In 2021 he released his award-winning graphic novel Still Alive through Twelve Panels Press and Fantagraphics.

Safdar is a founding member of the Refugee Art Project, for which he conducts art workshops with people of a refugee background in their studio at Thirning Villa, Ashfield. This organisation was founded to facilitate art workshops for people incarcerated in the Villawood detention centre – to amplify their voices through public exhibitions and in self-published zines. The Refugee Art Project aims to deepen public understanding about the asylum seeker issue and the realities of Australia’s detention regime.

Safdar is a member of eleven – a collective of contemporary Muslim Australian artists, curators and writers. The collective aims to establish an independent creative platform from which the alternative narratives and autonomous voice of Muslim artists can be expressed, shared and experienced. As a nationwide collective of creative thinkers and practitioners, eleven uniquely straddles contemporary art, academia and grass roots community engagement with the intent to amplify the intellectual, robust and dynamic conversations about Muslim artists in Australia.

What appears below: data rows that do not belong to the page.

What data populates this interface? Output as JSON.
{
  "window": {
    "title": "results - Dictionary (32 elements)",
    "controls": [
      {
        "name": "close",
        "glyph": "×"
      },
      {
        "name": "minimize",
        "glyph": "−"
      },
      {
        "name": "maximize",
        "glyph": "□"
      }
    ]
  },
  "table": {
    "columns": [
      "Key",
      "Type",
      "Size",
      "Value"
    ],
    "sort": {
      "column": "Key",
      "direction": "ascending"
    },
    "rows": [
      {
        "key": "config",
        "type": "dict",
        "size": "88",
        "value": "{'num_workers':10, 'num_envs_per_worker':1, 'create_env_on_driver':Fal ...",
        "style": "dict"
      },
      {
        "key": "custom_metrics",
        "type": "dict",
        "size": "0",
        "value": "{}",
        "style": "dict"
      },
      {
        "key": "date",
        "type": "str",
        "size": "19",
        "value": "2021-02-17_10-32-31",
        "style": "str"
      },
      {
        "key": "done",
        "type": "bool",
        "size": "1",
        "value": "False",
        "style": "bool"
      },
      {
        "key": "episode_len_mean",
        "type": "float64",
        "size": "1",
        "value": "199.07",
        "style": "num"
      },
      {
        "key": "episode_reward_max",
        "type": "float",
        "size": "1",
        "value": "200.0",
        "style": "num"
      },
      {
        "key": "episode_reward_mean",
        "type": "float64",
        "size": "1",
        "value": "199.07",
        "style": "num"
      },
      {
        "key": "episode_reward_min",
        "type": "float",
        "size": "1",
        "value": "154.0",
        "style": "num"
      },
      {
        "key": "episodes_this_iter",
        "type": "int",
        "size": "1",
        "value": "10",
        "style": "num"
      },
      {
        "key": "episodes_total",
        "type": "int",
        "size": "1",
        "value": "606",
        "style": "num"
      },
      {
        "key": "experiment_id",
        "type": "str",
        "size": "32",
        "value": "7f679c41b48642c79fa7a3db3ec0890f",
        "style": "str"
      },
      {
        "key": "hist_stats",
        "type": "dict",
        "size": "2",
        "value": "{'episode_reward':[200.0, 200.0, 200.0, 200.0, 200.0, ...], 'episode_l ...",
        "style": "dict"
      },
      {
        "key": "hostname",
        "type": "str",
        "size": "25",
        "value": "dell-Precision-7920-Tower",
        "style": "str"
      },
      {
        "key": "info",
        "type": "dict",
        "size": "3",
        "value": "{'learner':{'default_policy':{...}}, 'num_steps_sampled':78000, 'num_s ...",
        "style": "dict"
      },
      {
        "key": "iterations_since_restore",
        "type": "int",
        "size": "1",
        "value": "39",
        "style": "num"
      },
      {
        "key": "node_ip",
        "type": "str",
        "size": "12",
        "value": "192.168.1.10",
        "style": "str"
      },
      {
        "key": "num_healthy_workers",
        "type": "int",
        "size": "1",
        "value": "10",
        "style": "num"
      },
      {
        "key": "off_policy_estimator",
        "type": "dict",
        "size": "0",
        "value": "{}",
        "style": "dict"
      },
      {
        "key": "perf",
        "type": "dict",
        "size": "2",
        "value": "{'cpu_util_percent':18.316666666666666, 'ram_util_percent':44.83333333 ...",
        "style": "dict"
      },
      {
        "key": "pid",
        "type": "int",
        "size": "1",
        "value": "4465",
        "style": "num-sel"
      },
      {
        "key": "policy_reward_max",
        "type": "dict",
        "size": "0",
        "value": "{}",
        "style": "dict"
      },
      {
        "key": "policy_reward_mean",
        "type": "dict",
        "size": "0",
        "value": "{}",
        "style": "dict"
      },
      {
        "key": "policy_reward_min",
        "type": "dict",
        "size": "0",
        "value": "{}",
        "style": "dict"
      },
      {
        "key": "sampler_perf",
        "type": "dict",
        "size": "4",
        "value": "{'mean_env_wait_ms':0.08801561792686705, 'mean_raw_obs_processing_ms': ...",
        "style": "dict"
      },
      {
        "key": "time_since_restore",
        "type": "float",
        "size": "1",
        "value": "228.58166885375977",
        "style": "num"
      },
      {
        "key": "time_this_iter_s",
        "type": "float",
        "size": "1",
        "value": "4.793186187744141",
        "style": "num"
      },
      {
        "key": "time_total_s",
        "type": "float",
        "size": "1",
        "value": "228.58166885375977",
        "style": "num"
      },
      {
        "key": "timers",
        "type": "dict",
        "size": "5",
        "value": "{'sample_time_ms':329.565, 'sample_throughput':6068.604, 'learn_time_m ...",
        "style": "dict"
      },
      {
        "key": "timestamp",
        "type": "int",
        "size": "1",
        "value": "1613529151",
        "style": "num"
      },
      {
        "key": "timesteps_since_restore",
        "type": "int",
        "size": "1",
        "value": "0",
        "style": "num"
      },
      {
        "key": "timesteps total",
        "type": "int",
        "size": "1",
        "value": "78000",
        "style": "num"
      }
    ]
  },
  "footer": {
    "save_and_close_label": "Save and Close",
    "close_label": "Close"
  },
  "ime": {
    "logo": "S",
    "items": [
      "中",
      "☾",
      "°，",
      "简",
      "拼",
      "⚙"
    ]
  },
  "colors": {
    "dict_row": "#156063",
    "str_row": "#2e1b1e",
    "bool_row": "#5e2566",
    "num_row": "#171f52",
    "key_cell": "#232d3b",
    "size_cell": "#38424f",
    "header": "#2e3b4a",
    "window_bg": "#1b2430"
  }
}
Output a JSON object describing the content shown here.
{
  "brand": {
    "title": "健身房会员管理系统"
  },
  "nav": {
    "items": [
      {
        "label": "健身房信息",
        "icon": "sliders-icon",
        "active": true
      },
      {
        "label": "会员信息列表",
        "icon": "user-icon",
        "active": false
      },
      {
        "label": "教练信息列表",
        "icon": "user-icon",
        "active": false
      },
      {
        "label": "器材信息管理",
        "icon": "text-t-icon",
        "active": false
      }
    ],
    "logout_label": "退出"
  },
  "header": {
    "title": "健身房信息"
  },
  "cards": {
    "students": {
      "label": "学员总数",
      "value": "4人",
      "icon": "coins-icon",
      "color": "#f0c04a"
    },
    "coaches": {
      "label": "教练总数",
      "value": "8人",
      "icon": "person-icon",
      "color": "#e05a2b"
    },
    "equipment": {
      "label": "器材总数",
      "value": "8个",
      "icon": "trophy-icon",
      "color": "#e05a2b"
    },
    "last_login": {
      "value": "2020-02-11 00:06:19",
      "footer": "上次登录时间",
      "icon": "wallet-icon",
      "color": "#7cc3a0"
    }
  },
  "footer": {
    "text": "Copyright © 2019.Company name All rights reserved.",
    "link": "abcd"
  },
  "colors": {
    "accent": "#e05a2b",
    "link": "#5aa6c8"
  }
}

Safdar obtained his PhD with the Department of Arabic and Islamic Studies at the University of Sydney, which was published under the title Reform and Modernity in Islam (IB Tauris, 2013). He has a Bachelor of Fine Arts from the National Art School and Certificate IV in Arts Administration.

Safdar plays guitar and growls in the heavy metal band Hazeen alongside his good friend Can Yalcinkaya.

2022 NSW Premier’s Literary Awards
Safdar receiving the 2022 NSW Premier’s Literary Award – Book of the Year, for his graphic novel Still Alive.